The second objective is to instigate cultural change within the organisation. “We want our staff to understand customer-centric design and lean start-up methodology,” he says. “Beyond the physical space of the lab, we run programmes on how to think innovatively. This helps us get buy-in from business, as well as find internal sponsors and champions for each project.”

For example, the lab runs a programme called CANapult, which is a physical can that is sent to an employee with an idea. It contains a stack of tools to help them define, test and pitch their idea over a three-month period. In this way they have skin in the game and learn something in the process, according to Mr King-Jayawardana.

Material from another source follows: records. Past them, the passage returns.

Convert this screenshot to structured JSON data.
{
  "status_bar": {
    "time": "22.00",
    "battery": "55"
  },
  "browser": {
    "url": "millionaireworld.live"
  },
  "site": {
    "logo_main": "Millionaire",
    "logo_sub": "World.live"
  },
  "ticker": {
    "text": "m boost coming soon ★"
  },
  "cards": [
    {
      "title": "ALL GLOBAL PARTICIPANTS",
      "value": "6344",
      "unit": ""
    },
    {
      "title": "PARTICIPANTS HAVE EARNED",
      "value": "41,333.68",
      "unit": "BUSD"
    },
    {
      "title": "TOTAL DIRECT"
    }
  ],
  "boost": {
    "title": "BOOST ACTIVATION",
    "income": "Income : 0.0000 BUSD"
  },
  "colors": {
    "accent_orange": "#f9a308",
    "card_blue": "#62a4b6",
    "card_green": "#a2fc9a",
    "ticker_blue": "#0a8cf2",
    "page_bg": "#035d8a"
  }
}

It also runs an 'intrapreneur' programme, which brings employees together into teams. This year the winning team is London based and designed a new retail product for the Australian market. “We helped them with the structure and processes, and they then pitched their idea to the CBA board. It is a great way to empower people and also ensure that a culture change is spreading across our global centres,” he says.

In addition, CBA is looking at areas that maybe are not 'sexy' but focus on reducing operational costs, for example exploring a new way of doing email. “When you say fintech, everyone thinks it has to be something they don’t understand. It doesn’t have to be that way,” says Mr King-Jayawardana. For the email project, the bank is using the London business as an incubator. “If it works here in a controlled environment, then we can see whether it works in Australia or Asia,” he adds.

London goals

Mr King-Jayawardana is clear that the London space is not a technology lab. “While emerging technology projects will be run here, it is not about being a blockchain lab, for example,” he says. There is a distributed ledger interactive display in the lab, used mainly for educational purposes.

Nor is it an accelerator. The bank has good relationships with Level 39, Innovate Finance, Barclays Accelerator and Accenture fintech hub, among others. Instead CBA aims to be a corporate partner. “We can provide start-ups with data and the ability to experiment and test,” says Mr King-Jayawardana. 

The bank’s London innovation lab is here to stay, he emphasises. Currently it has five projects in motion but it is still early days. “In the next year-and-a-half, we plan to have completed meaningful experiments for our group, supported the culture of innovation across CBA’s London business and ensured that we have demonstrated to this community that CBA is a global innovation leader,” says King-Jayawardana. “That includes running events, attending external events and being part of the ecosystem. That is what success looks like.”